Sum of integer reciprocals

You can do just a little bit of trial and error. If the summands are $1/n, 1/(n + 1)$ and $1/(n + 2)$, then we ought to have

$$\frac 1 {n + 1} \approx \frac 1 3 \cdot \frac{47}{60} \approx \frac 1 4$$

because $1/(n + 1)$ is reasonably close to the average of the three reciprocals.
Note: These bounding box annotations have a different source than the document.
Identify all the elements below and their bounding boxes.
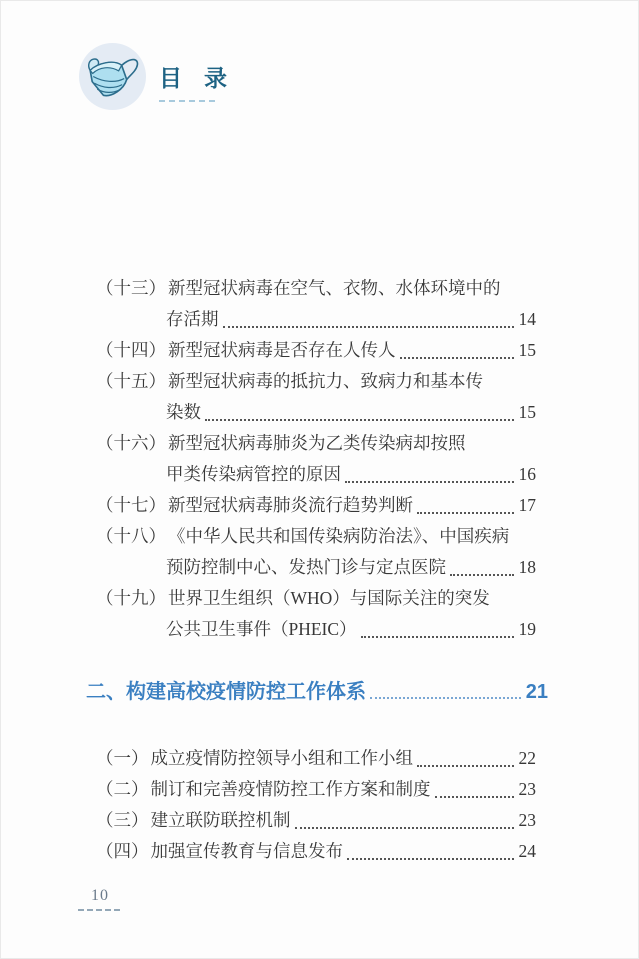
dot-leader xyxy=(446,552,518,583)
entry-page-number: 24 xyxy=(519,836,537,867)
entry-page-number: 16 xyxy=(519,459,537,490)
entry-page-number: 23 xyxy=(519,805,537,836)
dot-leader xyxy=(291,805,518,836)
dot-leader xyxy=(431,774,518,805)
toc-entry: （十八） 《中华人民共和国传染病防治法》、中国疾病 预防控制中心、发热门诊与定点… xyxy=(86,521,536,583)
dot-leader xyxy=(343,836,518,867)
entry-title: 成立疫情防控领导小组和工作小组 xyxy=(151,743,414,774)
entry-title-continued: 预防控制中心、发热门诊与定点医院 xyxy=(166,552,446,583)
entry-number: （十七） xyxy=(96,490,166,521)
toc-entry: （三） 建立联防联控机制 23 xyxy=(86,805,536,836)
entry-number: （三） xyxy=(96,805,149,836)
toc-entry: （一） 成立疫情防控领导小组和工作小组 22 xyxy=(86,743,536,774)
dot-leader xyxy=(201,397,518,428)
entry-number: （十八） xyxy=(96,521,166,552)
entry-page-number: 17 xyxy=(519,490,537,521)
toc-entry: （十六） 新型冠状病毒肺炎为乙类传染病却按照 甲类传染病管控的原因 16 xyxy=(86,428,536,490)
entry-page-number: 23 xyxy=(519,774,537,805)
dot-leader xyxy=(357,614,518,645)
folio-underline-dashes xyxy=(78,909,120,911)
entry-number: （十九） xyxy=(96,583,166,614)
dot-leader xyxy=(413,743,518,774)
entry-title-continued: 公共卫生事件（PHEIC） xyxy=(166,614,357,645)
entry-title: 建立联防联控机制 xyxy=(151,805,291,836)
chapter-heading-title: 二、构建高校疫情防控工作体系 xyxy=(86,676,366,708)
face-mask-icon xyxy=(79,43,146,110)
entry-number: （十三） xyxy=(96,273,166,304)
entry-title: 新型冠状病毒的抵抗力、致病力和基本传 xyxy=(168,366,483,397)
entry-number: （二） xyxy=(96,774,149,805)
toc-entry: （十三） 新型冠状病毒在空气、衣物、水体环境中的 存活期 14 xyxy=(86,273,536,335)
entry-title-continued: 染数 xyxy=(166,397,201,428)
toc-entry: （十七） 新型冠状病毒肺炎流行趋势判断 17 xyxy=(86,490,536,521)
entry-page-number: 22 xyxy=(519,743,537,774)
entry-page-number: 14 xyxy=(519,304,537,335)
entry-title: 加强宣传教育与信息发布 xyxy=(151,836,344,867)
entry-title: 新型冠状病毒肺炎流行趋势判断 xyxy=(168,490,413,521)
entry-title-continued: 甲类传染病管控的原因 xyxy=(166,459,341,490)
dot-leader xyxy=(413,490,518,521)
entry-number: （四） xyxy=(96,836,149,867)
entry-title: 新型冠状病毒在空气、衣物、水体环境中的 xyxy=(168,273,501,304)
toc-entry: （二） 制订和完善疫情防控工作方案和制度 23 xyxy=(86,774,536,805)
entry-page-number: 18 xyxy=(519,552,537,583)
chapter-heading: 二、构建高校疫情防控工作体系 21 xyxy=(86,676,548,708)
entry-title-continued: 存活期 xyxy=(166,304,219,335)
entry-page-number: 19 xyxy=(519,614,537,645)
title-underline-dashes xyxy=(159,100,215,102)
page-header: 目录 xyxy=(79,43,249,110)
page-footer: 10 xyxy=(78,887,122,911)
folio-page-number: 10 xyxy=(78,887,122,905)
chapter-page-number: 21 xyxy=(526,676,548,708)
entry-number: （十四） xyxy=(96,335,166,366)
entry-title: 新型冠状病毒肺炎为乙类传染病却按照 xyxy=(168,428,466,459)
page-title: 目录 xyxy=(159,60,249,93)
entry-number: （一） xyxy=(96,743,149,774)
entry-title: 新型冠状病毒是否存在人传人 xyxy=(168,335,396,366)
dot-leader xyxy=(366,676,525,708)
toc-entry: （四） 加强宣传教育与信息发布 24 xyxy=(86,836,536,867)
toc-entry: （十五） 新型冠状病毒的抵抗力、致病力和基本传 染数 15 xyxy=(86,366,536,428)
toc-content: （十三） 新型冠状病毒在空气、衣物、水体环境中的 存活期 14 （十四） 新型冠… xyxy=(1,273,639,867)
toc-entry: （十九） 世界卫生组织（WHO）与国际关注的突发 公共卫生事件（PHEIC） 1… xyxy=(86,583,536,645)
entry-number: （十五） xyxy=(96,366,166,397)
entry-title: 《中华人民共和国传染病防治法》、中国疾病 xyxy=(168,521,509,552)
entry-number: （十六） xyxy=(96,428,166,459)
toc-entry: （十四） 新型冠状病毒是否存在人传人 15 xyxy=(86,335,536,366)
header-text: 目录 xyxy=(159,60,249,102)
dot-leader xyxy=(396,335,518,366)
entry-title: 世界卫生组织（WHO）与国际关注的突发 xyxy=(168,583,490,614)
toc-page: { "header": { "title": "目录" }, "toc": { … xyxy=(0,0,639,959)
entry-page-number: 15 xyxy=(519,397,537,428)
entry-page-number: 15 xyxy=(519,335,537,366)
entry-title: 制订和完善疫情防控工作方案和制度 xyxy=(151,774,431,805)
dot-leader xyxy=(341,459,518,490)
dot-leader xyxy=(219,304,518,335)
And it turns out that

$$\frac 1 3 + \frac 1 4 + \frac 1 5 = \frac{47}{60}.$$

we have $$\frac{1}{n}+\frac{1}{n+1}+\frac{1}{n+2}=\frac{47}{60}$$ this equation is equivalent to $${\frac { \left( n-3 \right) \left( 47\,{n}^{2}+102\,n+40 \right) }{ 60\,n \left( n+1 \right) \left( n+2 \right) }} =0$$ can you finish now?

This answer is based upon symmetry and a guess.

We try to exploit symmetry and use the approach \begin{align*} \color{blue}{\frac{47}{60}}&=\frac{1}{n-1}+\frac{1}{n}+\frac{1}{n+1}\\ &=\frac{n(n+1)+n^2-1+(n-1)n}{n(n^2-1)}\\ &\color{blue}{=\frac{3n^2-1}{n(n^2-1)}} \end{align*}

Let's take a closer look at \begin{align*} \frac{3n^2-1}{n(n^2-1)}=\frac{47}{60} \end{align*}

Hoping for a simple proportion we equate the numerators and get \begin{align*} 3n^2-1=47\quad\Rightarrow\quad 3n^2=48\quad\Rightarrow\quad n\in\{4,-4\} \end{align*}

The denominator $n(n^2-1)$ evaluated at $n=4$ gives $4(16-1)=60$ and we get the solution $$\color{blue}{n=4}$$

Note: Observe, it was the symmetry which enabled us to make the lucky guess.